Moins d'un mois plus tard, c'est fait. Nos couleuvres sont domptées pour répondre à nos besoins et nos peurs, "fondues comme neige au soleil".

- Lorsque c'est un étranger qui arrive au jardin, elles se sauvent et se cachent, mais quand c'est moi, elles restent sur la roche, dit mon oncle. Je peux même la toucher maintenant, et elle ne bouge pas. Quand ce sont mes petits enfants par contre, elle s'enfuit avant même qu'ils soient arrivés au jardin.

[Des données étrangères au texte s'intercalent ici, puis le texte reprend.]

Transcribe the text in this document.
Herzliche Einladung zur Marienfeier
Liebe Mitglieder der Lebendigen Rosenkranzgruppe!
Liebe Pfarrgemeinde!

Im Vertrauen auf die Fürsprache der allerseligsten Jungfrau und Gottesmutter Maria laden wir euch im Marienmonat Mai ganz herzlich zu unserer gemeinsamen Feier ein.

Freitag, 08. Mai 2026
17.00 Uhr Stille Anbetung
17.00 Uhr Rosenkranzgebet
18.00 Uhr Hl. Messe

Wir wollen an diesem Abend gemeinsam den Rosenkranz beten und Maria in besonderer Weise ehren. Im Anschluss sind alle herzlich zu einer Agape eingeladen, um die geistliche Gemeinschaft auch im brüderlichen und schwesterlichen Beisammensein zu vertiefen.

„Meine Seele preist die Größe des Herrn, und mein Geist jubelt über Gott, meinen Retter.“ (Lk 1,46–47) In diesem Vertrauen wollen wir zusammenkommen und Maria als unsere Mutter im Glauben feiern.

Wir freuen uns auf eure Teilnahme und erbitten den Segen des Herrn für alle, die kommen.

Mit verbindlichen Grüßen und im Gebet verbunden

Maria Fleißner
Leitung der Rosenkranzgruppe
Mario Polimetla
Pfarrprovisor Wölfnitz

Et depuis, le jardin, les limaces, les grenouilles, les couleuvres, mon oncle et ma tante vivent heureux, sans peur et en harmonie. Mon oncle et ma tante sont devenus dompteurs de couleuvres, les couleuvres dompteurs de grenouilles, les grenouilles dompteurs de limaces et les limaces se font rares, mais ça, c'est une autre histoire.